As he spoke one of the men reached the foot of the stairway holding a great hound in a leash. For a moment the dog sniffed the stones, then, lifting his head, he bayed aloud, whereat the band shouted, for they knew that they had trapped us. Still for a while they did not advance, but, gathering themselves in a knot, they consulted together earnestly. We looked at each other in despair, for truly our case was desperate. Fly we could not, and we had no arms wherewith to fight, therefore it seemed certain that within some few minutes we must lose our lives at the hands of these murderers, if indeed they chose to kill us outright in mercy. The señor hid his face in his hands for awhile, then he looked up and said,
“Can we bargain with them, Ignatio?”
“Impossible,” I answered, “what have we to give that they cannot take?”

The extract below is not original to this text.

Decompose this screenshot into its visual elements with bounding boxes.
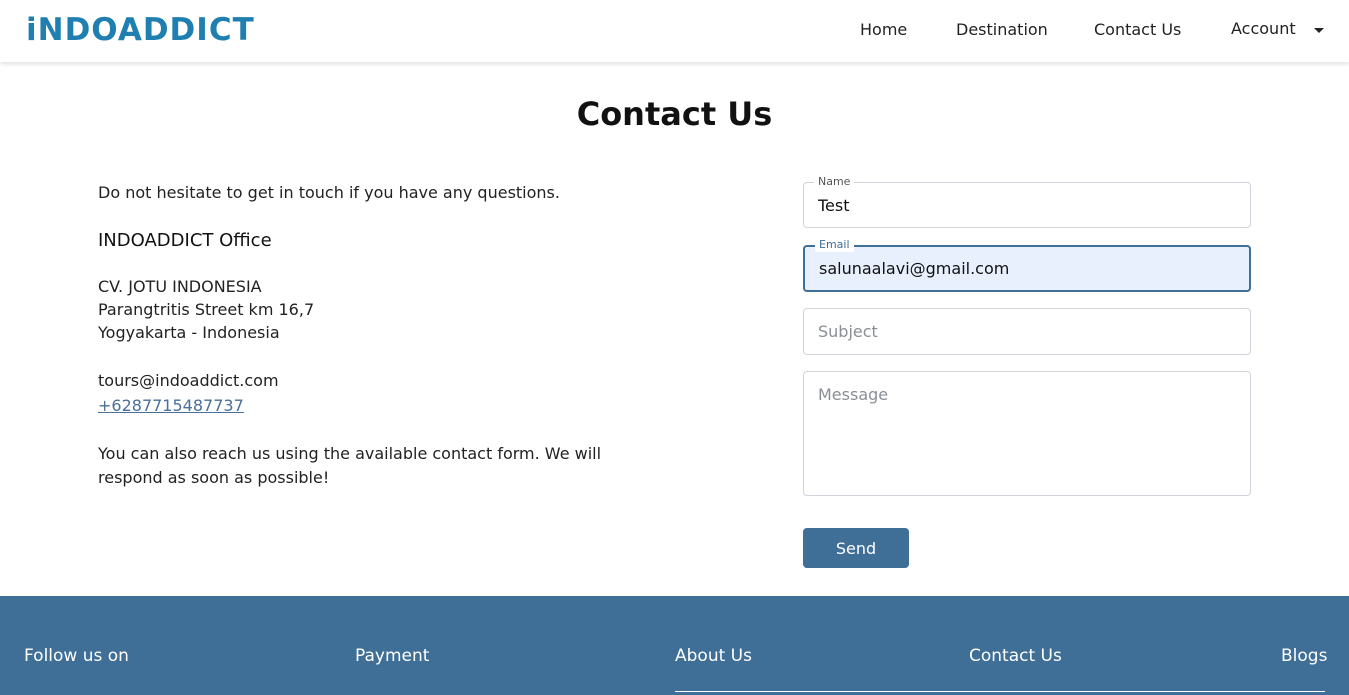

“Then there is nothing for it except to die as bravely as we may,” he answered. “This is the end of our search for the Golden City. The quest has not been a lucky one, Ignatio.”
Now the old Indian, Zibalbay, who was crouched upon the ground beside us, spoke for the first time, saying,
“Friends, why do you not fly? Doubtless you can find a path down the further side of the pyramid, and in the forest you may hide from these men.”
“How can we fly,” answered the señor, “when you have no strength to walk a step?”
“I am old and ready to die,” he answered; “leave me here, and be sure that when the time comes I shall know how to slip through the grasp of these villains. My daughter, go you with them. You have the holy symbol, and should you escape and prove this stranger to be the man whom we seek, lead him to our home that things may befall as they are fated.”
“Peace, my father,” said Maya, throwing her arms about his neck, “together we will live or perish. These señors may go if it pleases them, but here I stay with you.”